A New Start Can Be a Messy [Adventure]

 

[Adventure 320]

Getting a new start in a new country can be cause for joy and celebration, but also is filled with feelings of loss and separation. 

I volunteer with an organization that resettles refugee families, and we're currently working with an evacuee family from Afghanistan. They arrived with extended family members, who have also been resettled in Connecticut, but not in the same town as our family.

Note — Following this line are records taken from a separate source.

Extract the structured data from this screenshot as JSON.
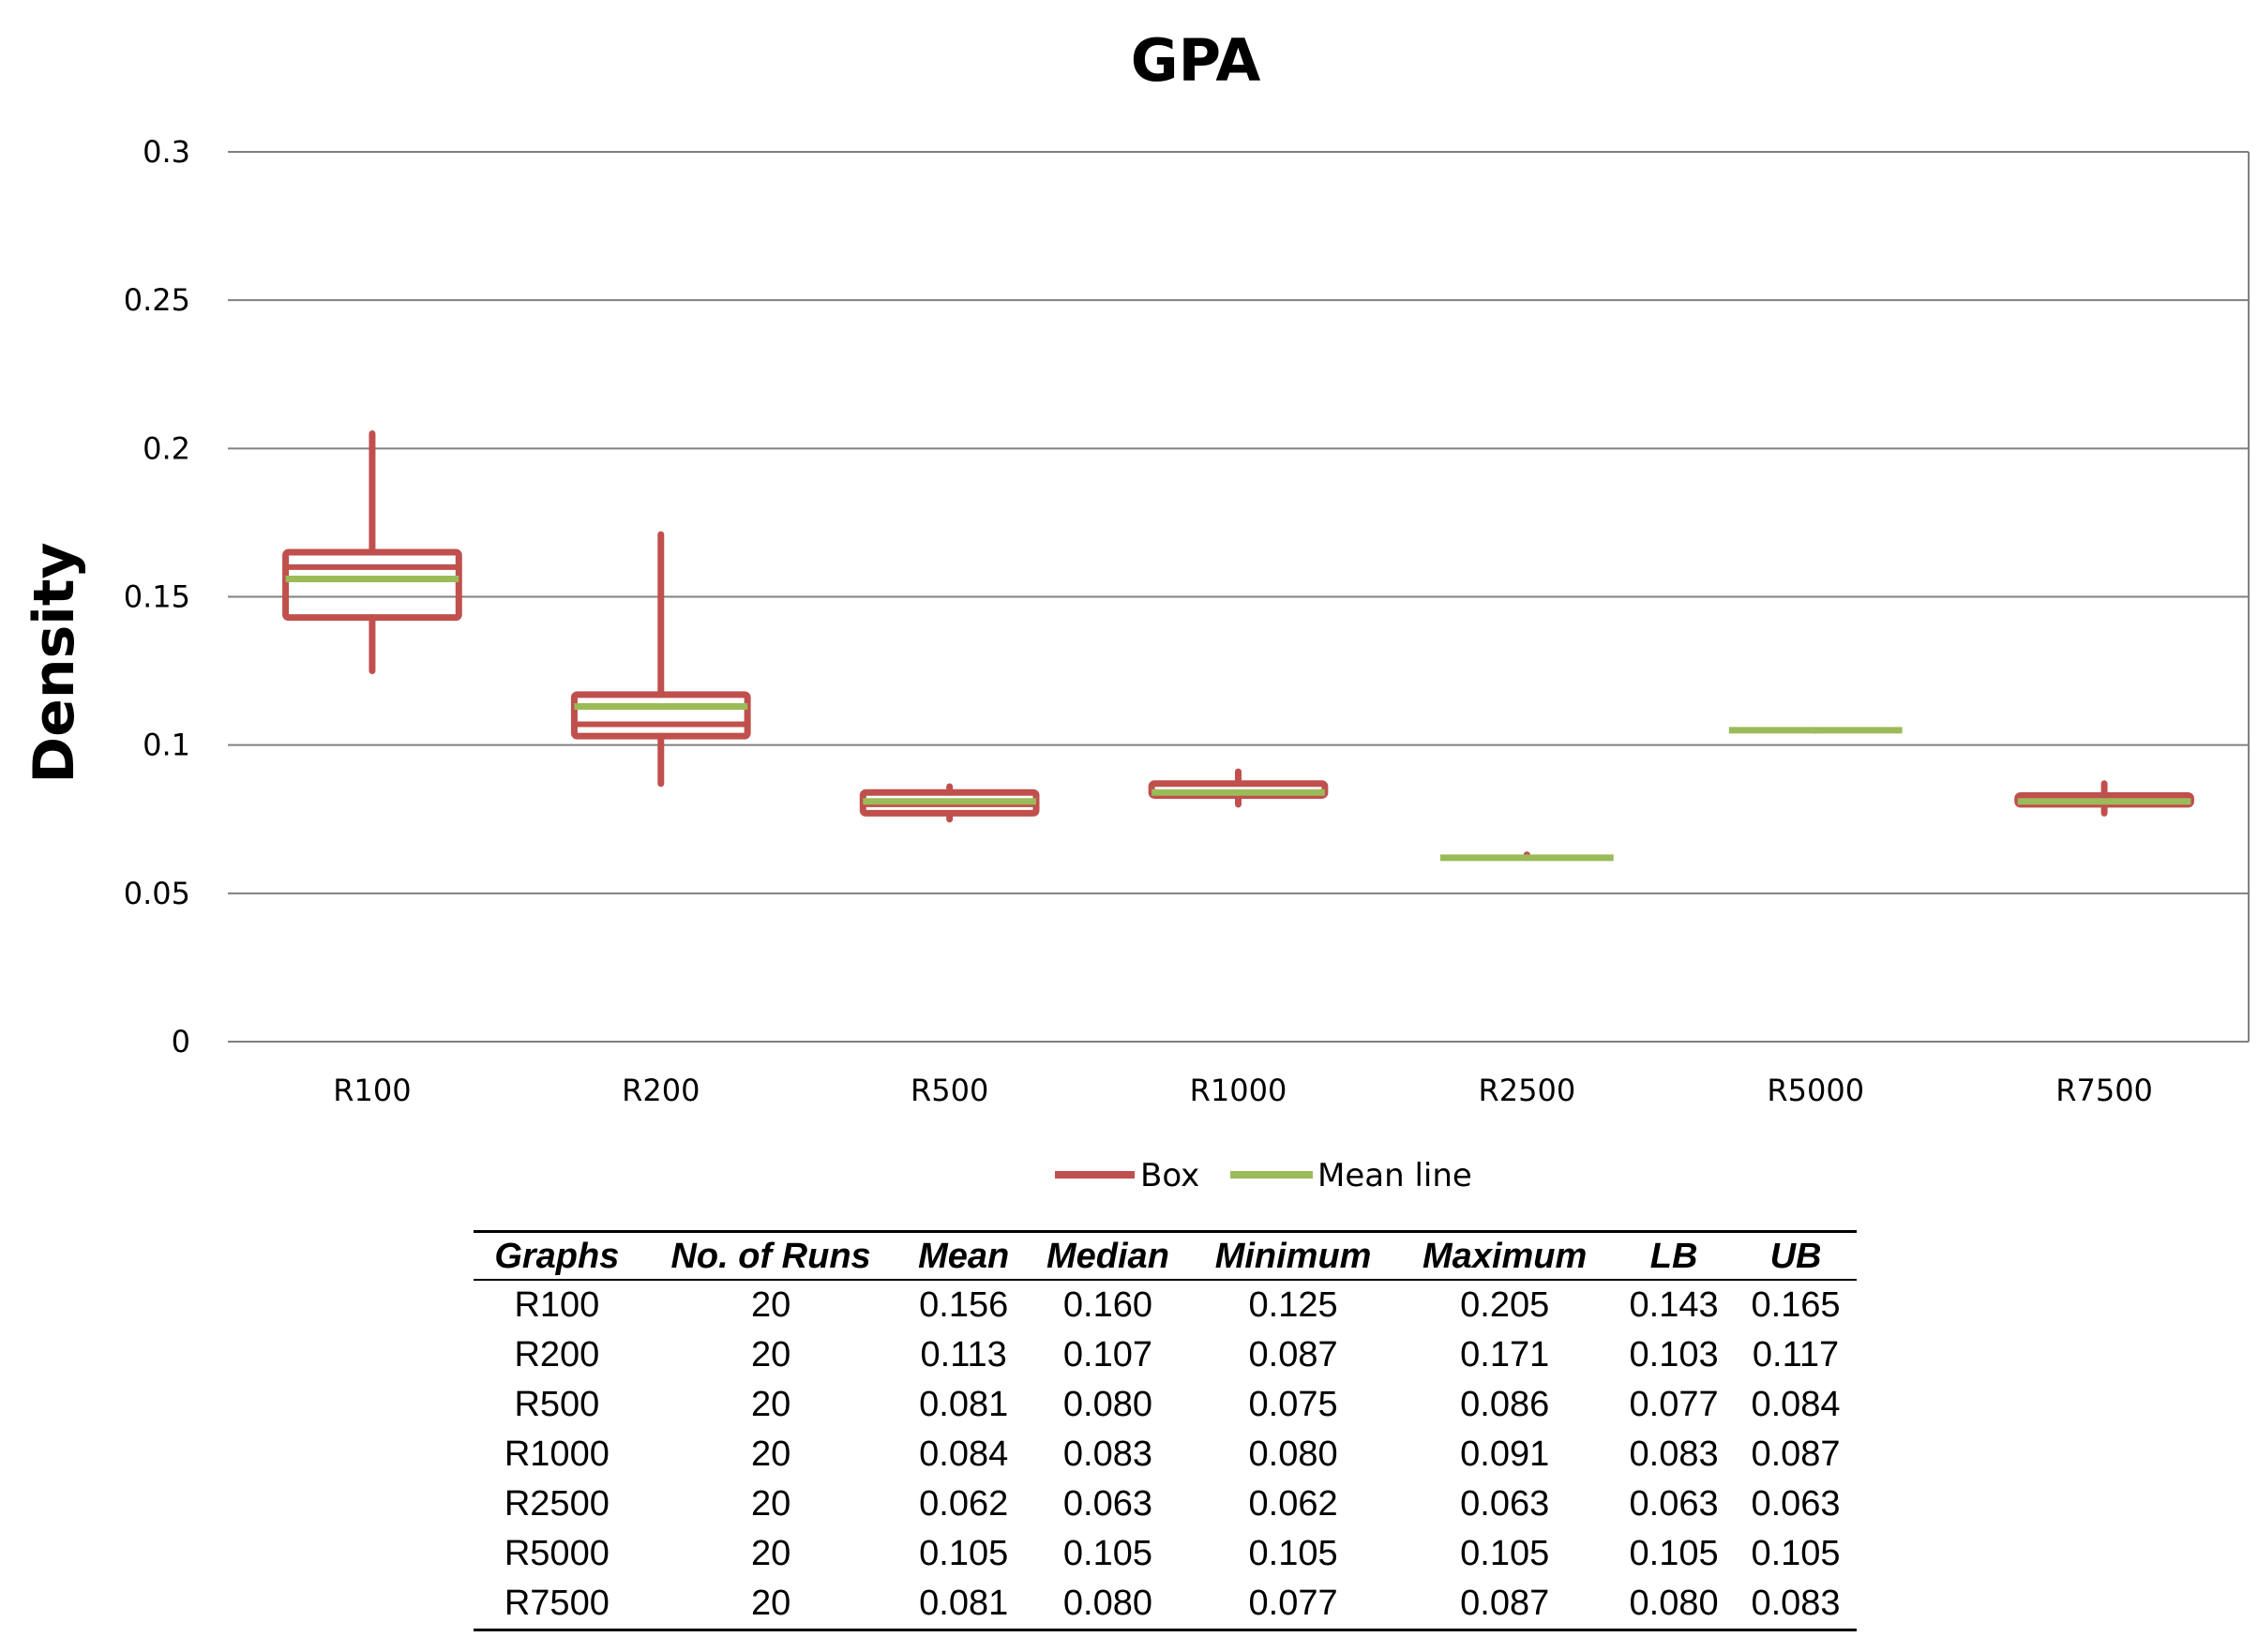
{
  "chart_data": {
    "type": "box",
    "title": "GPA",
    "ylabel": "Density",
    "xlabel": "",
    "ylim": [
      0,
      0.3
    ],
    "yticks": [
      "0",
      "0.05",
      "0.1",
      "0.15",
      "0.2",
      "0.25",
      "0.3"
    ],
    "grid": true,
    "legend_position": "bottom",
    "categories": [
      "R100",
      "R200",
      "R500",
      "R1000",
      "R2500",
      "R5000",
      "R7500"
    ],
    "series": [
      {
        "name": "Box",
        "color": "#c0504d",
        "boxes": [
          {
            "min": 0.125,
            "lb": 0.143,
            "median": 0.16,
            "ub": 0.165,
            "max": 0.205
          },
          {
            "min": 0.087,
            "lb": 0.103,
            "median": 0.107,
            "ub": 0.117,
            "max": 0.171
          },
          {
            "min": 0.075,
            "lb": 0.077,
            "median": 0.08,
            "ub": 0.084,
            "max": 0.086
          },
          {
            "min": 0.08,
            "lb": 0.083,
            "median": 0.083,
            "ub": 0.087,
            "max": 0.091
          },
          {
            "min": 0.062,
            "lb": 0.063,
            "median": 0.063,
            "ub": 0.063,
            "max": 0.063
          },
          {
            "min": 0.105,
            "lb": 0.105,
            "median": 0.105,
            "ub": 0.105,
            "max": 0.105
          },
          {
            "min": 0.077,
            "lb": 0.08,
            "median": 0.08,
            "ub": 0.083,
            "max": 0.087
          }
        ]
      },
      {
        "name": "Mean line",
        "color": "#9bbb59",
        "values": [
          0.156,
          0.113,
          0.081,
          0.084,
          0.062,
          0.105,
          0.081
        ]
      }
    ]
  },
  "table": {
    "headers": [
      "Graphs",
      "No. of Runs",
      "Mean",
      "Median",
      "Minimum",
      "Maximum",
      "LB",
      "UB"
    ],
    "rows": [
      [
        "R100",
        "20",
        "0.156",
        "0.160",
        "0.125",
        "0.205",
        "0.143",
        "0.165"
      ],
      [
        "R200",
        "20",
        "0.113",
        "0.107",
        "0.087",
        "0.171",
        "0.103",
        "0.117"
      ],
      [
        "R500",
        "20",
        "0.081",
        "0.080",
        "0.075",
        "0.086",
        "0.077",
        "0.084"
      ],
      [
        "R1000",
        "20",
        "0.084",
        "0.083",
        "0.080",
        "0.091",
        "0.083",
        "0.087"
      ],
      [
        "R2500",
        "20",
        "0.062",
        "0.063",
        "0.062",
        "0.063",
        "0.063",
        "0.063"
      ],
      [
        "R5000",
        "20",
        "0.105",
        "0.105",
        "0.105",
        "0.105",
        "0.105",
        "0.105"
      ],
      [
        "R7500",
        "20",
        "0.081",
        "0.080",
        "0.077",
        "0.087",
        "0.080",
        "0.083"
      ]
    ]
  }
}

Our family is deeply grateful for all we have done and are doing for them, but are struggling to wrap their minds around the fact they are not with the rest of their extended family. 

They have lost their home country, their livelihoods, their culture. They are worlds away from the family members they left behind. They have gone through traumatic events and just want some sense of normalcy and close connection with their family. But housing and resources are scarce. Co-sponsor groups can only do so much. It just wasn't possible to resettle them all in the same place. 

It breaks their hearts and it breaks ours, too. It's difficult to explain to them that after the first few weeks of meetings and evaluations and paperwork and medical appointments and getting settled, they'll still be busy learning English and applying for jobs and all the things that come with raising children, but they'll also get to visit with their extended family who is just a half hour drive away. That, although they can't live together right now, they can work toward that goal. 

It is my hope that they'll give themselves some time to settle in and be open to what their neighborhood and community have to offer ... and to realize we have their best interests in mind and will do everything we can to support their journey toward independence and the ability to once again be as geographically close to their family as they yearn to be.